We didn’t spend much time on Kubler, but let’s not forget him, since his sense of time’s shapes will be of use to us: particularly that sense that any synchronic slice of history catches many shapes of time (different artistic idioms; one might also say, political forms, customs, etc.) at different and unsynchronized phases of their developments. So, not history, but histories, lots of them all the time. He also has some useful ideas about historical distance (how the past reaches us from faraway sources, like starlight) and the “involuntary act of command” (98) by which the past imposes itself on the present.

All this is important for our ongoing exercises, which may or may not participate stylistically in the different times and sensibilities they visit. I’ll just point out, if it isn’t already obvious, that there is something countercultural about such acts of sympathy. The critical disposition typically insists on being about without being like your subject: i.e., you understand something properly only if you translate it into an ideologically independent idiom. We’re probing the costs and benefits of relaxing this prohibition.

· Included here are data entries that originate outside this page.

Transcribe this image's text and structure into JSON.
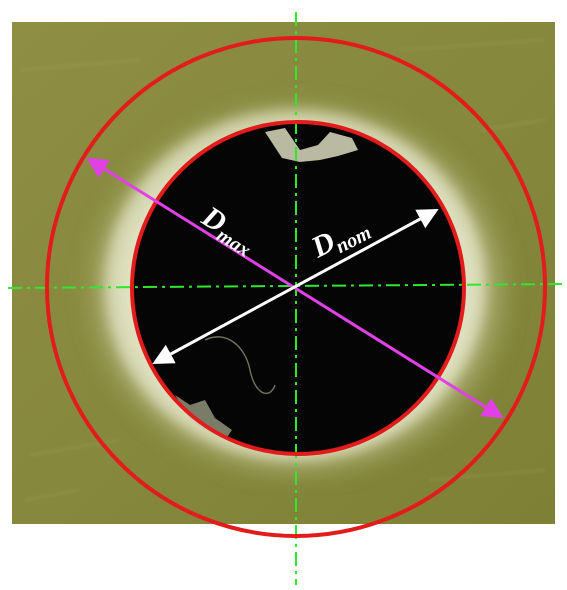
{
  "labels": {
    "dmax_main": "D",
    "dmax_sub": "max",
    "dnom_main": "D",
    "dnom_sub": "nom"
  },
  "colors": {
    "background": "#ffffff",
    "laminate": "#8a8a3c",
    "hole": "#050505",
    "damage_halo": "#e6e8c8",
    "circles": "#e21b1b",
    "centerlines": "#2ee82e",
    "dmax_arrow": "#e040e6",
    "dnom_arrow": "#ffffff",
    "label_text": "#ffffff"
  }
}
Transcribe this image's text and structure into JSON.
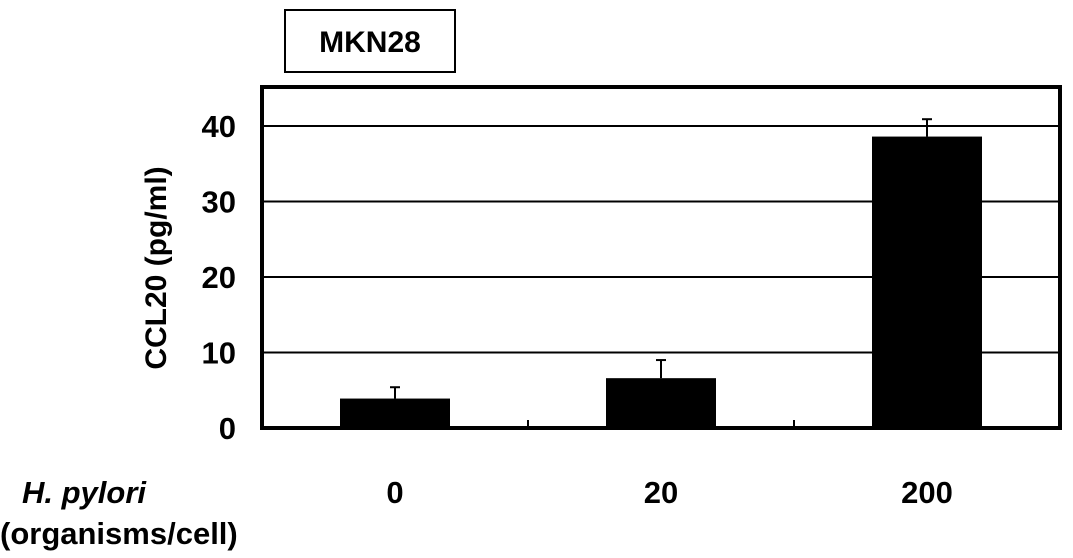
{
  "chart_data": {
    "type": "bar",
    "title": "MKN28",
    "ylabel": "CCL20 (pg/ml)",
    "xlabel_main": "H. pylori",
    "xlabel_sub": "(organisms/cell)",
    "categories": [
      "0",
      "20",
      "200"
    ],
    "values": [
      3.9,
      6.6,
      38.6
    ],
    "errors": [
      1.5,
      2.4,
      2.3
    ],
    "ylim": [
      0,
      45
    ],
    "yticks": [
      0,
      10,
      20,
      30,
      40
    ],
    "grid": true,
    "bar_color": "#000000"
  }
}
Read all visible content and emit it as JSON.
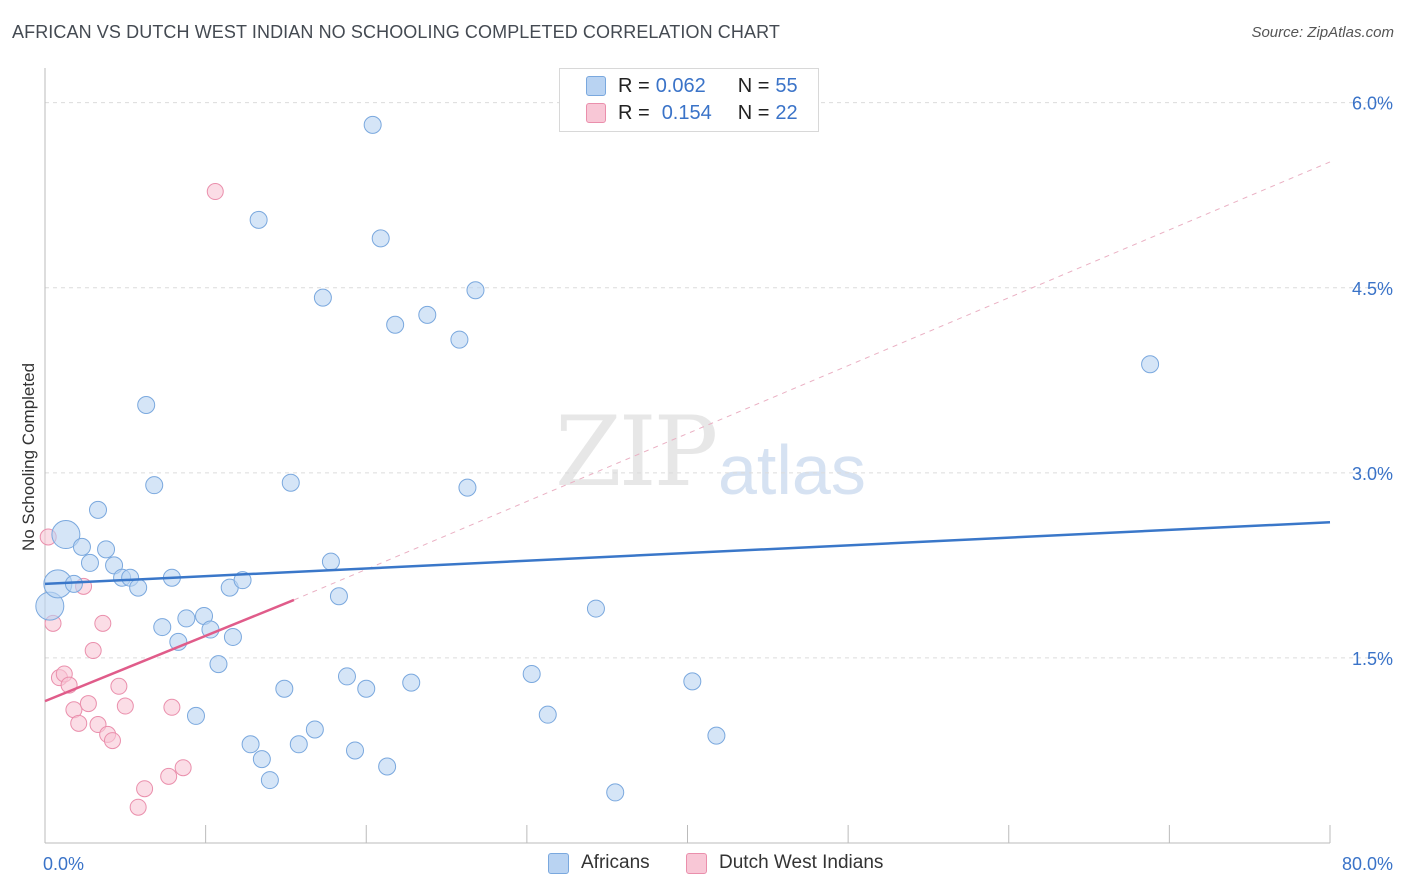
{
  "title": "AFRICAN VS DUTCH WEST INDIAN NO SCHOOLING COMPLETED CORRELATION CHART",
  "source": "Source: ZipAtlas.com",
  "watermark": {
    "part1": "ZIP",
    "part2": "atlas"
  },
  "legend": {
    "rows": [
      {
        "r_label": "R = ",
        "r_value": "0.062",
        "n_label": "N = ",
        "n_value": "55"
      },
      {
        "r_label": "R = ",
        "r_value": "0.154",
        "n_label": "N = ",
        "n_value": "22"
      }
    ]
  },
  "colors": {
    "africans_fill": "#b9d3f2",
    "africans_stroke": "#7aa8de",
    "africans_line": "#3a77c9",
    "dwi_fill": "#f8c7d6",
    "dwi_stroke": "#ea8fac",
    "dwi_line": "#e05c8a",
    "tick_label": "#3a73c8",
    "grid": "#dcdcdc"
  },
  "chart_data": {
    "type": "scatter",
    "title": "AFRICAN VS DUTCH WEST INDIAN NO SCHOOLING COMPLETED CORRELATION CHART",
    "xlabel": "",
    "ylabel": "No Schooling Completed",
    "xlim": [
      0,
      80
    ],
    "ylim": [
      0,
      6.2
    ],
    "x_tick_labels": [
      {
        "value": 0,
        "label": "0.0%"
      },
      {
        "value": 80,
        "label": "80.0%"
      }
    ],
    "y_tick_labels": [
      {
        "value": 1.5,
        "label": "1.5%"
      },
      {
        "value": 3.0,
        "label": "3.0%"
      },
      {
        "value": 4.5,
        "label": "4.5%"
      },
      {
        "value": 6.0,
        "label": "6.0%"
      }
    ],
    "series": [
      {
        "name": "Africans",
        "r": 0.062,
        "n": 55,
        "trend": {
          "x": [
            0,
            80
          ],
          "y": [
            2.1,
            2.6
          ]
        },
        "points": [
          {
            "x": 0.3,
            "y": 1.92,
            "big": true
          },
          {
            "x": 0.8,
            "y": 2.1,
            "big": true
          },
          {
            "x": 1.3,
            "y": 2.5,
            "big": true
          },
          {
            "x": 1.8,
            "y": 2.1
          },
          {
            "x": 2.3,
            "y": 2.4
          },
          {
            "x": 2.8,
            "y": 2.27
          },
          {
            "x": 3.3,
            "y": 2.7
          },
          {
            "x": 3.8,
            "y": 2.38
          },
          {
            "x": 4.3,
            "y": 2.25
          },
          {
            "x": 4.8,
            "y": 2.15
          },
          {
            "x": 5.3,
            "y": 2.15
          },
          {
            "x": 5.8,
            "y": 2.07
          },
          {
            "x": 6.3,
            "y": 3.55
          },
          {
            "x": 6.8,
            "y": 2.9
          },
          {
            "x": 7.3,
            "y": 1.75
          },
          {
            "x": 7.9,
            "y": 2.15
          },
          {
            "x": 8.3,
            "y": 1.63
          },
          {
            "x": 8.8,
            "y": 1.82
          },
          {
            "x": 9.4,
            "y": 1.03
          },
          {
            "x": 9.9,
            "y": 1.84
          },
          {
            "x": 10.3,
            "y": 1.73
          },
          {
            "x": 10.8,
            "y": 1.45
          },
          {
            "x": 11.5,
            "y": 2.07
          },
          {
            "x": 11.7,
            "y": 1.67
          },
          {
            "x": 12.3,
            "y": 2.13
          },
          {
            "x": 12.8,
            "y": 0.8
          },
          {
            "x": 13.3,
            "y": 5.05
          },
          {
            "x": 13.5,
            "y": 0.68
          },
          {
            "x": 14.0,
            "y": 0.51
          },
          {
            "x": 14.9,
            "y": 1.25
          },
          {
            "x": 15.3,
            "y": 2.92
          },
          {
            "x": 15.8,
            "y": 0.8
          },
          {
            "x": 16.8,
            "y": 0.92
          },
          {
            "x": 17.3,
            "y": 4.42
          },
          {
            "x": 17.8,
            "y": 2.28
          },
          {
            "x": 18.3,
            "y": 2.0
          },
          {
            "x": 18.8,
            "y": 1.35
          },
          {
            "x": 19.3,
            "y": 0.75
          },
          {
            "x": 20.0,
            "y": 1.25
          },
          {
            "x": 20.4,
            "y": 5.82
          },
          {
            "x": 20.9,
            "y": 4.9
          },
          {
            "x": 21.3,
            "y": 0.62
          },
          {
            "x": 21.8,
            "y": 4.2
          },
          {
            "x": 22.8,
            "y": 1.3
          },
          {
            "x": 23.8,
            "y": 4.28
          },
          {
            "x": 25.8,
            "y": 4.08
          },
          {
            "x": 26.3,
            "y": 2.88
          },
          {
            "x": 26.8,
            "y": 4.48
          },
          {
            "x": 30.3,
            "y": 1.37
          },
          {
            "x": 31.3,
            "y": 1.04
          },
          {
            "x": 34.3,
            "y": 1.9
          },
          {
            "x": 35.5,
            "y": 0.41
          },
          {
            "x": 40.3,
            "y": 1.31
          },
          {
            "x": 41.8,
            "y": 0.87
          },
          {
            "x": 68.8,
            "y": 3.88
          }
        ]
      },
      {
        "name": "Dutch West Indians",
        "r": 0.154,
        "n": 22,
        "trend": {
          "x": [
            0,
            15.5
          ],
          "y": [
            1.15,
            1.97
          ]
        },
        "trend_ext": {
          "x": [
            15.5,
            80
          ],
          "y": [
            1.97,
            5.52
          ]
        },
        "points": [
          {
            "x": 0.2,
            "y": 2.48
          },
          {
            "x": 0.5,
            "y": 1.78
          },
          {
            "x": 0.9,
            "y": 1.34
          },
          {
            "x": 1.2,
            "y": 1.37
          },
          {
            "x": 1.5,
            "y": 1.28
          },
          {
            "x": 1.8,
            "y": 1.08
          },
          {
            "x": 2.1,
            "y": 0.97
          },
          {
            "x": 2.4,
            "y": 2.08
          },
          {
            "x": 2.7,
            "y": 1.13
          },
          {
            "x": 3.0,
            "y": 1.56
          },
          {
            "x": 3.3,
            "y": 0.96
          },
          {
            "x": 3.6,
            "y": 1.78
          },
          {
            "x": 3.9,
            "y": 0.88
          },
          {
            "x": 4.2,
            "y": 0.83
          },
          {
            "x": 4.6,
            "y": 1.27
          },
          {
            "x": 5.0,
            "y": 1.11
          },
          {
            "x": 5.8,
            "y": 0.29
          },
          {
            "x": 6.2,
            "y": 0.44
          },
          {
            "x": 7.7,
            "y": 0.54
          },
          {
            "x": 7.9,
            "y": 1.1
          },
          {
            "x": 8.6,
            "y": 0.61
          },
          {
            "x": 10.6,
            "y": 5.28
          }
        ]
      }
    ],
    "legend_placement": "top-center",
    "grid": true
  },
  "bottom_legend": [
    {
      "label": "Africans"
    },
    {
      "label": "Dutch West Indians"
    }
  ]
}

I too found the resistance to style in our in-class exercises to be really interesting, and not altogether surprising; not only are we all trained in a great age of interpretation, but we crave presence, the real and the particular (the press of a thumb into the soft skin under an arm); whereas style is a great coordinator and connector and teaches us to see a network (or family) of objects in any object. Perhaps that is not abstraction, exactly—not in the way, at all events, that form can be, form that discerns an abstraction immanent in the particular. More of a generalization, a feel for context, for at-homeness (or alienation), the salience of the taken-for-granted (by somebody, if not by you). It is a form of ORIENTATION, and hence virtually defines historical fluency. But to know where you are is not necessarily to get what you want, or what you need, and with the last, style may not be able to help. Though it can tell you where to look. And for some sensibilities, it may be enough, its likeness better (safer?) than love.

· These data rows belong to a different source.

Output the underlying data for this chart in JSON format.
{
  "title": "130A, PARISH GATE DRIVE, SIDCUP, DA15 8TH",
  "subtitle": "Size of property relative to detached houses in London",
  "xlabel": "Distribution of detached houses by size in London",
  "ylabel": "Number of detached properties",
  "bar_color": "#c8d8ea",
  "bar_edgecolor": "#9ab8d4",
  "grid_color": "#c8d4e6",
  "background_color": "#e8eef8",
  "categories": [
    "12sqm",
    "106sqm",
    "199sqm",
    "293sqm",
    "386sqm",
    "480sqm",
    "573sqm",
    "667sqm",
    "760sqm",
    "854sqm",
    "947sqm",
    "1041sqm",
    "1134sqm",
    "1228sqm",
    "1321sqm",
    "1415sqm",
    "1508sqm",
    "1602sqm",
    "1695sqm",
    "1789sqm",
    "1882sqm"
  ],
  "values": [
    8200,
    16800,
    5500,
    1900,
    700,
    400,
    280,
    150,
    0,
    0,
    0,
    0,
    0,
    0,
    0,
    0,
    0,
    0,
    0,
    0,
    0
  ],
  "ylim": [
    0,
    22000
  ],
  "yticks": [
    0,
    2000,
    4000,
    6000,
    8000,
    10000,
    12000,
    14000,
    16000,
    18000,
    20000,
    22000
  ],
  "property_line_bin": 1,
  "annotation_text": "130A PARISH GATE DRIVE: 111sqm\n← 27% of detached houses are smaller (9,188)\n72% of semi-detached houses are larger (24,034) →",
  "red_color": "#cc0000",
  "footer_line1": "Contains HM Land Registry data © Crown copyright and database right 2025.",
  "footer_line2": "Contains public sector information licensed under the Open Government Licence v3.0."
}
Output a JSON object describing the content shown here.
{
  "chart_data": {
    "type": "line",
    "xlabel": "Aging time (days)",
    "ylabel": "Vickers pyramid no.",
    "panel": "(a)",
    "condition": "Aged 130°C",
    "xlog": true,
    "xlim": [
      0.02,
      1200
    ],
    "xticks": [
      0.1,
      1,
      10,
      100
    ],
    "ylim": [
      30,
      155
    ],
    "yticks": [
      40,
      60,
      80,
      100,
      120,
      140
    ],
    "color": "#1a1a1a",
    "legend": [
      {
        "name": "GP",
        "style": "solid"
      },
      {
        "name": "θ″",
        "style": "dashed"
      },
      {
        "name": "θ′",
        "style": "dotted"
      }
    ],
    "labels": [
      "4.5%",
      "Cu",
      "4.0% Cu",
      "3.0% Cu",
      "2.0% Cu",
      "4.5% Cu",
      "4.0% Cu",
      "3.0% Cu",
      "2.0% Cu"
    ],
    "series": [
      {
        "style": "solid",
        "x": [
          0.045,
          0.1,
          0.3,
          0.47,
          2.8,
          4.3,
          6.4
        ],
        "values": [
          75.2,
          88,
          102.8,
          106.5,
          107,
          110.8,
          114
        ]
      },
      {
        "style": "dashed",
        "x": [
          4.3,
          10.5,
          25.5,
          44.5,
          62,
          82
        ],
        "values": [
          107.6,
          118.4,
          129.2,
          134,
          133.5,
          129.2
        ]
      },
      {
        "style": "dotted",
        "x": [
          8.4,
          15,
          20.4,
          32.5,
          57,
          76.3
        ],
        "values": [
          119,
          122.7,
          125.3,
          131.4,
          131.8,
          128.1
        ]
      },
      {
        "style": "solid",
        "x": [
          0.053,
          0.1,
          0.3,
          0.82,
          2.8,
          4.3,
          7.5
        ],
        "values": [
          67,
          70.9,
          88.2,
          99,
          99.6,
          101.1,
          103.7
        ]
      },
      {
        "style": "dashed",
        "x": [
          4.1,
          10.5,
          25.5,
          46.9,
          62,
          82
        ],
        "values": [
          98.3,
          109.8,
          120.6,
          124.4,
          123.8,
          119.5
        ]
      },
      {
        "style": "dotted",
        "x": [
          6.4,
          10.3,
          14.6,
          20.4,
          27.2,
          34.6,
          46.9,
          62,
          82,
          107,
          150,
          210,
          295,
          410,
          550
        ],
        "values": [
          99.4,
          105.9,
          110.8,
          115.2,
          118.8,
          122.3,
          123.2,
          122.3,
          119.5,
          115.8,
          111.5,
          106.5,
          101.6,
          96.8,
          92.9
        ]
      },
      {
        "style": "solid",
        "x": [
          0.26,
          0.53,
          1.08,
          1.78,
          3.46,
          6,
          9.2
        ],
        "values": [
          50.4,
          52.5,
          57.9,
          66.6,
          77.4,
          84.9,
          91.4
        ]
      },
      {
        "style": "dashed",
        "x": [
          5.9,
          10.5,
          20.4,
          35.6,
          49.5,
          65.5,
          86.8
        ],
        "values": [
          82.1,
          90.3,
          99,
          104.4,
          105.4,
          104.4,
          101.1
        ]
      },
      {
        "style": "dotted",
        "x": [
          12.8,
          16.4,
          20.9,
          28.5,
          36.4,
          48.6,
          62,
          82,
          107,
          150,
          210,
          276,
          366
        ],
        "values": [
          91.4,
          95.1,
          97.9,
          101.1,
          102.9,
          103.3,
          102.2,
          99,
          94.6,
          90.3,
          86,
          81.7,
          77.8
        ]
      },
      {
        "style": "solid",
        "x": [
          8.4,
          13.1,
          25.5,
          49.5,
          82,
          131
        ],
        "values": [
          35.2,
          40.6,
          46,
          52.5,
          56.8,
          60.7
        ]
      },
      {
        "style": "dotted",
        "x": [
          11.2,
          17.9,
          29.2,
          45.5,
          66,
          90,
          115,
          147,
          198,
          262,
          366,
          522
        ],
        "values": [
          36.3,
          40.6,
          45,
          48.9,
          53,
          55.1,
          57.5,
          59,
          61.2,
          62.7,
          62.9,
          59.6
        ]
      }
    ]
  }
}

RCL, briefly, for the day grows short—but I believe I agree with Graham in favoring an account of Sable Venus as a redemptive exercise, one that a) finds unexpected emancipatory energies in its materia historica, and b) organizes itself more generally so that the later sections begin to use the words of Black artists and curators, which give voice to a critical sensibility that is present, in the earlier sections, only by implications of strong enjambment and strategic succession. Though I too take Jackie’s point that the end of the poem hardly proclaims historical victory, and suggests that the work is yet to be done. Here again we confront that question of the relation between transformation of historical consciousness and changes in historical fact. Does the one lead to the other? By what mechanism?

A final note on style, and style as historical consciousness. The juxtapositions of Sable Venus create some notable stylistic dissonances. So, if stylistic perception seeks affinities, style can also be turned against itself to reveal difference, even crisis—it can (per Kubler) take historical leaps that historicism is not allowed. The polystylistic character of Sable Venus is also polychronic, and can teach us to read against style’s tendency to offer constant tuition in what we already know, and already accept.